O escanteio que originou o gol de Mercado logo aos dez minutos (em lance infeliz de Fábio) nasceu justamente dessa movimentação no ataque. A postura do Internacional (que estava bem organizado no 4-1-3-2 costumeiro de Eduardo Coudet) não permitia que o Fluminense pudesse trocar passes como gosta. A alternativa encontrada pelos comandados de Fernando Diniz foi manter mais a posse da bola, soltar o veterano Marcelo para jogar no meio-campo (com Guga se juntando a Nino e Felipe Melo numa trinca de zagueiros). Mesmo assim, os espaços não apareciam. Cano tentou explorar mais as costas de Vitão e Mercado e Ganso recuou para fugir da forte marcação de Aránguiz e Jhonny.
Fernando Diniz começou mudar o panorama da partida logo depois do intervalo, quando sacou Felipe Melo e Alexsander e mandou John Kennedy e Martinelli para o jogo, retornando ao ofensivo 4-2-4 do jogo de ida, no Maracanã. E vale aqui destacar que o Fluminense não parecia se importar com os “efeitos colaterais” das mexidas do seu treinador. Mesmo cedendo espaços demais no seu campo defensivo, o Tricolor das Laranjeiras foi se aproveitando do cansaço e do recuo excessivo do Internacional. Jhon Arias, Cano, John Kennedy e Keno tiraram a superioridade numérica da defesa colorada e ganharam em Marcelo mais um grande reforço para pensar as jogadas no meio-campo.
Além da parte tática, vinha também o imponderável, com as chances incríveis que Enner Valencia desperdiçou na frente de Fábio. Mas as substituições surtiram efeito. John Kennedy foi o responsável por abrir espaços na defesa colorada e infernizou a vida de Vitão e Mercado. E toda a jogada do gol de empate (marcado pelo camisa nove) começa quando o Fluminense está organizado numa espécie de 3-3-1-3 bem aos moldes de Marcelo Bielsa (tendo em Marcelo o seu ponta de lança). Desde o passe para o meio, o corta-luz do camisa doze, a temporização de Cano no lance e o “facão” de John Kennedy, tudo nesse gol traz um pouco daquilo que Fernando Diniz pensa sobre futebol.
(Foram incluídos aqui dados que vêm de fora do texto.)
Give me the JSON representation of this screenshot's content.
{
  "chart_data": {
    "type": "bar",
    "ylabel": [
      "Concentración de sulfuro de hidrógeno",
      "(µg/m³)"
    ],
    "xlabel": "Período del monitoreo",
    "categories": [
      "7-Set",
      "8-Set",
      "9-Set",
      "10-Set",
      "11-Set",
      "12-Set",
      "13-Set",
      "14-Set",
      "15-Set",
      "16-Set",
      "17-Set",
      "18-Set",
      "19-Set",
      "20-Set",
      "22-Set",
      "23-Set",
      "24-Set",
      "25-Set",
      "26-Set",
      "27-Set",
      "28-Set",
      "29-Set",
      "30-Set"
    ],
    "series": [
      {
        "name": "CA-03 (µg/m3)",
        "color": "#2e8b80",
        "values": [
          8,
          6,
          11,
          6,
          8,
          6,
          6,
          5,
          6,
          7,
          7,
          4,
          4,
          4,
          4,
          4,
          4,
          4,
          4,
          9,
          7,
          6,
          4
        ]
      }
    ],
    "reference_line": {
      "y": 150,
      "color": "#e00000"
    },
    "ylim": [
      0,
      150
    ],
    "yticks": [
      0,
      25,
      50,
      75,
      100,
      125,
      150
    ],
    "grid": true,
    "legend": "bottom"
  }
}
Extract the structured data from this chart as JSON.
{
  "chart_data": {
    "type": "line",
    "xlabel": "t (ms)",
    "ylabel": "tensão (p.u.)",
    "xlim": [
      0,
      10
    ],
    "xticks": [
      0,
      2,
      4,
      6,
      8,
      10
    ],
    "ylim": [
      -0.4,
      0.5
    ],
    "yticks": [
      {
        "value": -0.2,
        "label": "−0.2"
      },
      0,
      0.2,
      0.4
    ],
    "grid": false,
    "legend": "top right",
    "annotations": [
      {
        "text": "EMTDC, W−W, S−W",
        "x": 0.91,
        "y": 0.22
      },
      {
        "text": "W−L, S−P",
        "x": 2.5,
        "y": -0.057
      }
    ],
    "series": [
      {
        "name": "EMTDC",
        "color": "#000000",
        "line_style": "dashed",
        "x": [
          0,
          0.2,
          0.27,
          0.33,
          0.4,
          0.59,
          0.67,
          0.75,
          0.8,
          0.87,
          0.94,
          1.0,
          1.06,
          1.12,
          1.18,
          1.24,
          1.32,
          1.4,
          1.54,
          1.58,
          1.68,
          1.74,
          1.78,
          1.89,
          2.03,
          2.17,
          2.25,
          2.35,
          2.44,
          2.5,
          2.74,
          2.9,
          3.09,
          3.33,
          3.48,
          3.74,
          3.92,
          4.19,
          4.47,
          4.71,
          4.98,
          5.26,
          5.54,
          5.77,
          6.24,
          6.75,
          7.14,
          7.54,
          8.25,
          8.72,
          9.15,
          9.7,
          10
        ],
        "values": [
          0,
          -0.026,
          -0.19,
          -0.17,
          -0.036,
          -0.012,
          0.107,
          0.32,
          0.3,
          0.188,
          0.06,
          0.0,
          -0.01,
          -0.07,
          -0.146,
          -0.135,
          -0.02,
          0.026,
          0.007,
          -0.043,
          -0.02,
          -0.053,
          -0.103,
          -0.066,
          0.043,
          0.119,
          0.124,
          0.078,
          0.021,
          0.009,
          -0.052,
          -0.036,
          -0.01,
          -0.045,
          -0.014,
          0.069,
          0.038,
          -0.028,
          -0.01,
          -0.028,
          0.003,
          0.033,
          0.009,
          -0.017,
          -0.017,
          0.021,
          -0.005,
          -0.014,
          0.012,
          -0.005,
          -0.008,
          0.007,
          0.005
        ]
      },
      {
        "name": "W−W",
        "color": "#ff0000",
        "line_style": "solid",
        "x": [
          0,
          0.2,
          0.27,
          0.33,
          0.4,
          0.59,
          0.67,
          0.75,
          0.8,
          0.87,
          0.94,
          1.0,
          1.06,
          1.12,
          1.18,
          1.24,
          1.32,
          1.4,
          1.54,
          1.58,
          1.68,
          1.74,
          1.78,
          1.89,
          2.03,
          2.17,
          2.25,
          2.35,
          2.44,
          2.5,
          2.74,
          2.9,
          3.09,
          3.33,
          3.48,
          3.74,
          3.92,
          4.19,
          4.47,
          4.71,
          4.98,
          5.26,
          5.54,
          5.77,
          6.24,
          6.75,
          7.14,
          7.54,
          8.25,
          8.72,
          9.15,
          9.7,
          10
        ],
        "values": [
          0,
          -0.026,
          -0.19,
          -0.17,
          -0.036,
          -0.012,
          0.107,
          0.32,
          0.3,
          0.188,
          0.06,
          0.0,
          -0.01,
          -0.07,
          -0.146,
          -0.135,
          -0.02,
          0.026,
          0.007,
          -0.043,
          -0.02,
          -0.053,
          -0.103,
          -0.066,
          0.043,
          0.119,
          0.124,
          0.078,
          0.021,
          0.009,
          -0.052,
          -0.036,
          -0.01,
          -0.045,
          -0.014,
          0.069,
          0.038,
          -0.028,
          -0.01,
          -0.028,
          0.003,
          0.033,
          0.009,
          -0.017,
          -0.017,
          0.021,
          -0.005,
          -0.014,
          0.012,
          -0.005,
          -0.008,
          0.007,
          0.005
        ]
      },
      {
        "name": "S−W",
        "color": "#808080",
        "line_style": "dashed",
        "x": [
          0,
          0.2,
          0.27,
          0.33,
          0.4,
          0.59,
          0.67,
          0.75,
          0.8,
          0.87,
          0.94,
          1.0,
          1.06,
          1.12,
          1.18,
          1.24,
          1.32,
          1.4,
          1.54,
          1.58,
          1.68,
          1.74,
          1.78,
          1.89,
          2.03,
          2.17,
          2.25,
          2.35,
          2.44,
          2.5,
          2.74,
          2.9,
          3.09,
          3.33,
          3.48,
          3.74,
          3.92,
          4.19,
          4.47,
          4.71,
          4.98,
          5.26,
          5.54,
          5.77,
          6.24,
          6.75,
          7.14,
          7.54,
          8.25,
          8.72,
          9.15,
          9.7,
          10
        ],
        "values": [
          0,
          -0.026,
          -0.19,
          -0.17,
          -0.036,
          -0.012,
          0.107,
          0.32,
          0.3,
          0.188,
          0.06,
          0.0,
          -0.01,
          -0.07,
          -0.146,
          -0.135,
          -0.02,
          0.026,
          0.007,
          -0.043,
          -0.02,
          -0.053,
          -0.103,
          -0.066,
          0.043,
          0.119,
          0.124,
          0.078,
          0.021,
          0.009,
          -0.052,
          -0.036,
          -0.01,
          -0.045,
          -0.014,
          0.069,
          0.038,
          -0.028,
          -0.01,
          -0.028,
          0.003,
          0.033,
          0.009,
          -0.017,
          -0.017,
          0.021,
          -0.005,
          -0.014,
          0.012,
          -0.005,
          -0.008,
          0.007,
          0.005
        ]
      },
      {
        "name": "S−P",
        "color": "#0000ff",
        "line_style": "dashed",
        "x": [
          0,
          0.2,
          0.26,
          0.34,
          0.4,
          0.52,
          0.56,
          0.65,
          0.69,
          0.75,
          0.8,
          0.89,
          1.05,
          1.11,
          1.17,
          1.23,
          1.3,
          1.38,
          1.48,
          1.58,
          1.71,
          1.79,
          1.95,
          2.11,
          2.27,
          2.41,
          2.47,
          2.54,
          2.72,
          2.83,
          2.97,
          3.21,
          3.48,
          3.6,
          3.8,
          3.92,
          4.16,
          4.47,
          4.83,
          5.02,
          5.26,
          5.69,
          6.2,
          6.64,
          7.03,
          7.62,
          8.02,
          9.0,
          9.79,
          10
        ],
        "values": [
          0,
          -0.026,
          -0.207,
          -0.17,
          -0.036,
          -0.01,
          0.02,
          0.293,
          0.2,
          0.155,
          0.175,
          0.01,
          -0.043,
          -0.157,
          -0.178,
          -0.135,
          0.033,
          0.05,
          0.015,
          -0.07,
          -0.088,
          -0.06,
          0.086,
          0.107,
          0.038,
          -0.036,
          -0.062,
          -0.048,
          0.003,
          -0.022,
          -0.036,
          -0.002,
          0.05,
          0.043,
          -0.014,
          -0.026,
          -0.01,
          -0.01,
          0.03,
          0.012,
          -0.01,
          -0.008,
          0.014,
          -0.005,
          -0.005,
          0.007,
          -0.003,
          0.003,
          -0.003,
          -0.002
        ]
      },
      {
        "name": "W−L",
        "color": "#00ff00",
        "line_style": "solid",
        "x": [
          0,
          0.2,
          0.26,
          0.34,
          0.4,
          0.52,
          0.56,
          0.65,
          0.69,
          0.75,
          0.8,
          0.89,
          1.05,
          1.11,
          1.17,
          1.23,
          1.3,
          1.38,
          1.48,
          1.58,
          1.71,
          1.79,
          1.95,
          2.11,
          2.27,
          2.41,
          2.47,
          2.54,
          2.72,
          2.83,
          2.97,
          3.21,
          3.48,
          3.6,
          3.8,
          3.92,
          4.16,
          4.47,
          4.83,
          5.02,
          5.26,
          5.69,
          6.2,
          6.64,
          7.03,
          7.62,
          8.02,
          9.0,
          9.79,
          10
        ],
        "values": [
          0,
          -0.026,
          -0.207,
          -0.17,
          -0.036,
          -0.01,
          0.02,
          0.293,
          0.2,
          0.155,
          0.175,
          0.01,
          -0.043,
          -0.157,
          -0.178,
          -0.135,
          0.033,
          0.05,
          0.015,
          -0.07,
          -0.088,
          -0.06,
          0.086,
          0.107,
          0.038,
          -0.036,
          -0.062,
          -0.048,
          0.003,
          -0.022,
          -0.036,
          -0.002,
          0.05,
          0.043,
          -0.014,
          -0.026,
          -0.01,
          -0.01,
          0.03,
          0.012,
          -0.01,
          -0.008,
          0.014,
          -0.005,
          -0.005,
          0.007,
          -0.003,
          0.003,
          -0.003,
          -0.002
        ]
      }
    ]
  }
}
A virada veio com Germán Cano completando jogada que começou ainda no campo de defesa e que contou com a participação de quase todo o time do Fluminense. Seis minutos de um futebol coletivo, vistoso e altamente eficiente. Ao mesmo tempo, o elenco das Laranjeiras mostrou frieza e concentração para superar as adversidades e se manter fiel ao seu estilo e ao plano de jogo do seu treinador. Do outro lado, Eduardo Coudet via seu principal jogador desperdiçar chances de matar o jogo e se atrapalhava novamente com a falta de opções no banco de reservas. Difícil não observar nas saídas de Maurício e Aránguiz como o início da queda da sua equipe num Beira-Rio completamente lotado.
A grande lição que fica dessa semifinal épica em Porto Alegre reside nas sábias palavras de Muricy Ramalho. A BOLA PUNE. E com toda a força do mundo. A classificação heroica do Fluminense passa muito por essa palavrinha mágica: EFICIÊNCIA. E entender isso é entender como Fernando Diniz vem conseguindo transformar sua equipe numa das melhores da América do Sul no momento com uma proposta ofensiva e vistosa de jogo, algo que agrada os olhos de quem gosta e aprecia o velho e rude esporte bretão. O Flu está a um simples passo de conquistar a “Glória Eterna” pela primeira vez. E com toda a justiça desse planeta.